Comment les IA se nourrissent de livres piratés ? | Le site de Korben

Le monde de l’intelligence artificielle (IA) est en pleine effervescence, mais derrière les avancées spectaculaires se cache une réalité souvent méconnue : la façon dont ces technologies sont alimentées en données. Le cas de Bibliotik, un tracker torrent privé dédié au partage de livres numériques, illustre bien cette problématique. De la même manière, des géants de la tech comme Meta, Bloomberg ou EleutherAI ont mis en place des méthodes pour faire évoluer leurs modèles en utilisant des gigantesques bases de données de livres, souvent piratés, sans que cela ne soulève immédiatement de questions juridiques.

Le dataset controversé, nommé Books3, créé en 2020 par le chercheur Shawn Presser, représente une version massive de ces pratiques non éthiques. Comportant 37 Go de livres scrappés directement depuis Bibliotik, il a été intégré dans The Pile, une base de 825 Go utilisée par plusieurs projets d’envergure comme LLaMA de Meta ou BloombergGPT. Cependant, ce contenu inclut des ouvrages protégés par des droits d’auteur, notamment des romans de George R.R. Martin ou des travaux de journalistes comme John Carreyrou. Ces utilisations ont conduit l’auteur de ce dernier à déposer plainte, pointant du doigt le VOL évident que constitue cette approche.

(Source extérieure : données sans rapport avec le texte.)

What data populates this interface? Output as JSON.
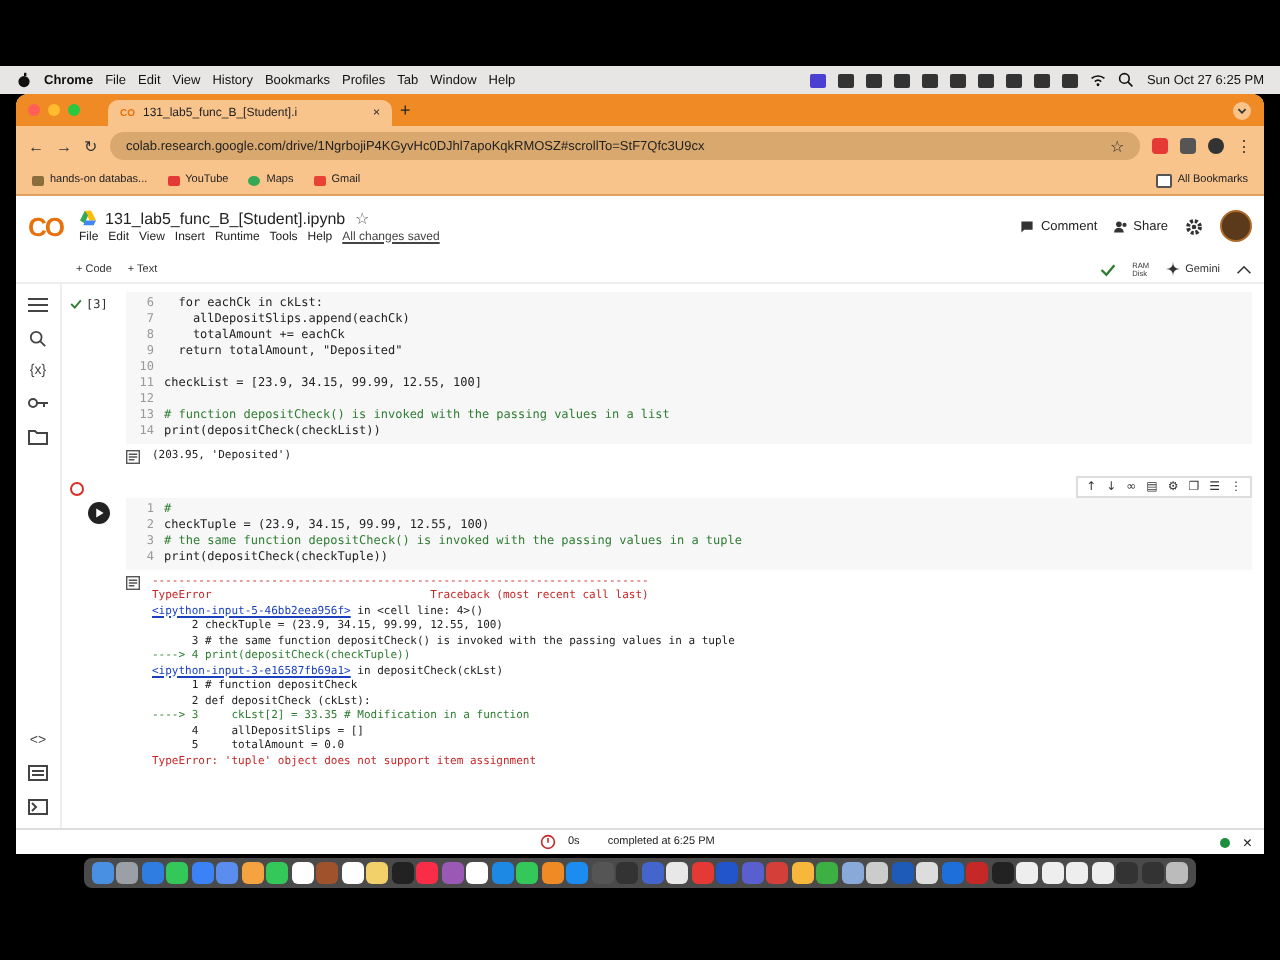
{
  "menubar": {
    "app": "Chrome",
    "menus": [
      "File",
      "Edit",
      "View",
      "History",
      "Bookmarks",
      "Profiles",
      "Tab",
      "Window",
      "Help"
    ],
    "clock": "Sun Oct 27  6:25 PM"
  },
  "browser": {
    "tab_icon": "CO",
    "tab_title": "131_lab5_func_B_[Student].i",
    "tab_close": "×",
    "new_tab": "+",
    "nav": [
      "←",
      "→",
      "↻"
    ],
    "url": "colab.research.google.com/drive/1NgrbojiP4KGyvHc0DJhl7apoKqkRMOSZ#scrollTo=StF7Qfc3U9cx",
    "bookmark_star": "☆",
    "more": "⋮",
    "bookmarks": [
      {
        "kind": "folder",
        "label": "hands-on databas..."
      },
      {
        "kind": "video",
        "label": "YouTube"
      },
      {
        "kind": "pin",
        "label": "Maps"
      },
      {
        "kind": "mail",
        "label": "Gmail"
      }
    ],
    "all_bookmarks": "All Bookmarks"
  },
  "notebook": {
    "logo": "CO",
    "title": "131_lab5_func_B_[Student].ipynb",
    "star": "☆",
    "menus": [
      "File",
      "Edit",
      "View",
      "Insert",
      "Runtime",
      "Tools",
      "Help"
    ],
    "save_status": "All changes saved",
    "comment": "Comment",
    "share": "Share"
  },
  "toolbar": {
    "add_code": "+ Code",
    "add_text": "+ Text",
    "ram": "RAM",
    "disk": "Disk",
    "gemini": "Gemini"
  },
  "sidebar": {
    "variables": "{x}",
    "snippets": "<>"
  },
  "cells": [
    {
      "error": false,
      "exec_count": "[3]",
      "lines": [
        {
          "n": "6",
          "kind": "code",
          "text": "  for eachCk in ckLst:"
        },
        {
          "n": "7",
          "kind": "code",
          "text": "    allDepositSlips.append(eachCk)"
        },
        {
          "n": "8",
          "kind": "code",
          "text": "    totalAmount += eachCk"
        },
        {
          "n": "9",
          "kind": "code",
          "text": "  return totalAmount, \"Deposited\""
        },
        {
          "n": "10",
          "kind": "code"
        },
        {
          "n": "11",
          "kind": "code",
          "text": "checkList = [23.9, 34.15, 99.99, 12.55, 100]"
        },
        {
          "n": "12",
          "kind": "code"
        },
        {
          "n": "13",
          "kind": "comment",
          "text": "# function depositCheck() is invoked with the passing values in a list"
        },
        {
          "n": "14",
          "kind": "code",
          "text": "print(depositCheck(checkList))"
        }
      ],
      "output": [
        {
          "kind": "plain",
          "text": "(203.95, 'Deposited')"
        }
      ]
    },
    {
      "error": true,
      "cell_toolbar": [
        "↑",
        "↓",
        "∞",
        "▤",
        "⚙",
        "❐",
        "☰",
        "⋮"
      ],
      "lines": [
        {
          "n": "1",
          "kind": "comment",
          "text": "#"
        },
        {
          "n": "2",
          "kind": "code",
          "text": "checkTuple = (23.9, 34.15, 99.99, 12.55, 100)"
        },
        {
          "n": "3",
          "kind": "comment",
          "text": "# the same function depositCheck() is invoked with the passing values in a tuple"
        },
        {
          "n": "4",
          "kind": "code",
          "text": "print(depositCheck(checkTuple))"
        }
      ],
      "output": [
        {
          "kind": "rule",
          "text": "---------------------------------------------------------------------------"
        },
        {
          "kind": "error",
          "text": "TypeError                                 Traceback (most recent call last)"
        },
        {
          "kind": "link",
          "link": "<ipython-input-5-46bb2eea956f>",
          "text": " in <cell line: 4>()"
        },
        {
          "kind": "plain",
          "text": "      2 checkTuple = (23.9, 34.15, 99.99, 12.55, 100)"
        },
        {
          "kind": "plain",
          "text": "      3 # the same function depositCheck() is invoked with the passing values in a tuple"
        },
        {
          "kind": "arrow",
          "text": "----> 4 print(depositCheck(checkTuple))"
        },
        {
          "kind": "link",
          "link": "<ipython-input-3-e16587fb69a1>",
          "text": " in depositCheck(ckLst)"
        },
        {
          "kind": "plain",
          "text": "      1 # function depositCheck"
        },
        {
          "kind": "plain",
          "text": "      2 def depositCheck (ckLst):"
        },
        {
          "kind": "arrow",
          "text": "----> 3     ckLst[2] = 33.35 # Modification in a function"
        },
        {
          "kind": "plain",
          "text": "      4     allDepositSlips = []"
        },
        {
          "kind": "plain",
          "text": "      5     totalAmount = 0.0"
        },
        {
          "kind": "error",
          "text": "TypeError: 'tuple' object does not support item assignment"
        }
      ]
    }
  ],
  "status_bar": {
    "duration": "0s",
    "message": "completed at 6:25 PM",
    "close": "×"
  }
}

La défense des géants de l’IA repose sur le principe du “fair use”, estimant que transformer des livres en données d’entraînement ne constitue pas un vol, mais un usage légitime, comparable à la lecture ou à l’influence d’un lecteur sur un texte.

Les décisions de justice récentes aux États-Unis semblent toutefois pencher en faveur de ces entreprises, considérant leur utilisation comme “spectaculairement transformatif”. Autrement dit, ils peuvent justifier ces pratiques sous le prétexte que leurs modèles ne reproduisent pas directement les livres, mais s’en inspirent pour apprendre à générer du texte. Néanmoins, le téléchargement pirate des ouvrages, lui, reste illégal, alimentant une tension visible entre légalité et éthique. Un paradoxe renforcé par la situation des auteurs, qui touchent des miettes dans ces transactions, alors que les entreprises réalisent des milliards en exploitant ces données.

Face à cette problématique, de plus en plus d’initiatives citoyennes ou académiques cherchent à proposer des alternatives légales pour entraîner des IA. Parmi elles, le projet Common Corpus, coordonné par la startup française Pleias avec le soutien de HuggingFace, du Ministère de la Culture ou de l’AI Alliance, se distingue. Composé de 500 milliards de mots issus entièrement du domaine public — journaux, patrimoine culturel, ouvrages historiques — il offre une option éthique pour la formation des modèles. D’autres projets comme Dolma ou RedPajama proposent également des datasets ouverts et documentés, permettant un entraînement transparent et conforme à la législation.

Cependant, ces datasets légaux peinent à rivaliser avec la richesse et la modernité linguistique des livres piratés, ceux-ci étant souvent écrits dans un français d’époque ou un anglais archaïque, peu adaptés pour des modèles de langage contemporains.

Ce décalage soulève un vrai dilemme : faut-il privilégier l’éthique au détriment de la performance, ou accepter que les meilleures IA viennent de données pirates ? En janvier 2025, des chercheurs de Mozilla et EleutherAI ont publié un rapport soulignant la complexité de créer des datasets ouverts, notamment à cause des coûts de numérisation ou des métadonnées pauvres. Si faire les choses dans la légalité expose à des risques juridiques — comme l’a montré la censure de Books3 par la Danish Rights Alliance —, continuer à opérer en douce, sans transparence, reste la stratégie privilégiée par des géants comme OpenAI. Avec une toile qui se referme peu à peu, en empêchant le scraping, la construction de datasets éthiques devient de plus en plus ardue. La question politique est désormais centrale : doit-on accepter qu’une IA lit pour mieux apprendre, quitte à piller, ou doit-on faire de la lecture une activité protégée, comme dans le monde humain, même si cela limite la puissance de ces modèles ?

En définitive, le vrai enjeu n’est pas seulement technique, mais moral et politique : jusqu’où veut-on aller dans la lignée de l’exploitation des œuvres, ou préférons-nous privilégier une approche responsable, même si elle réduit la performance absolue des IA ? La réponse déterminera en partie l’avenir de la création, de l’éthique et de la législation autour de l’intelligence artificielle.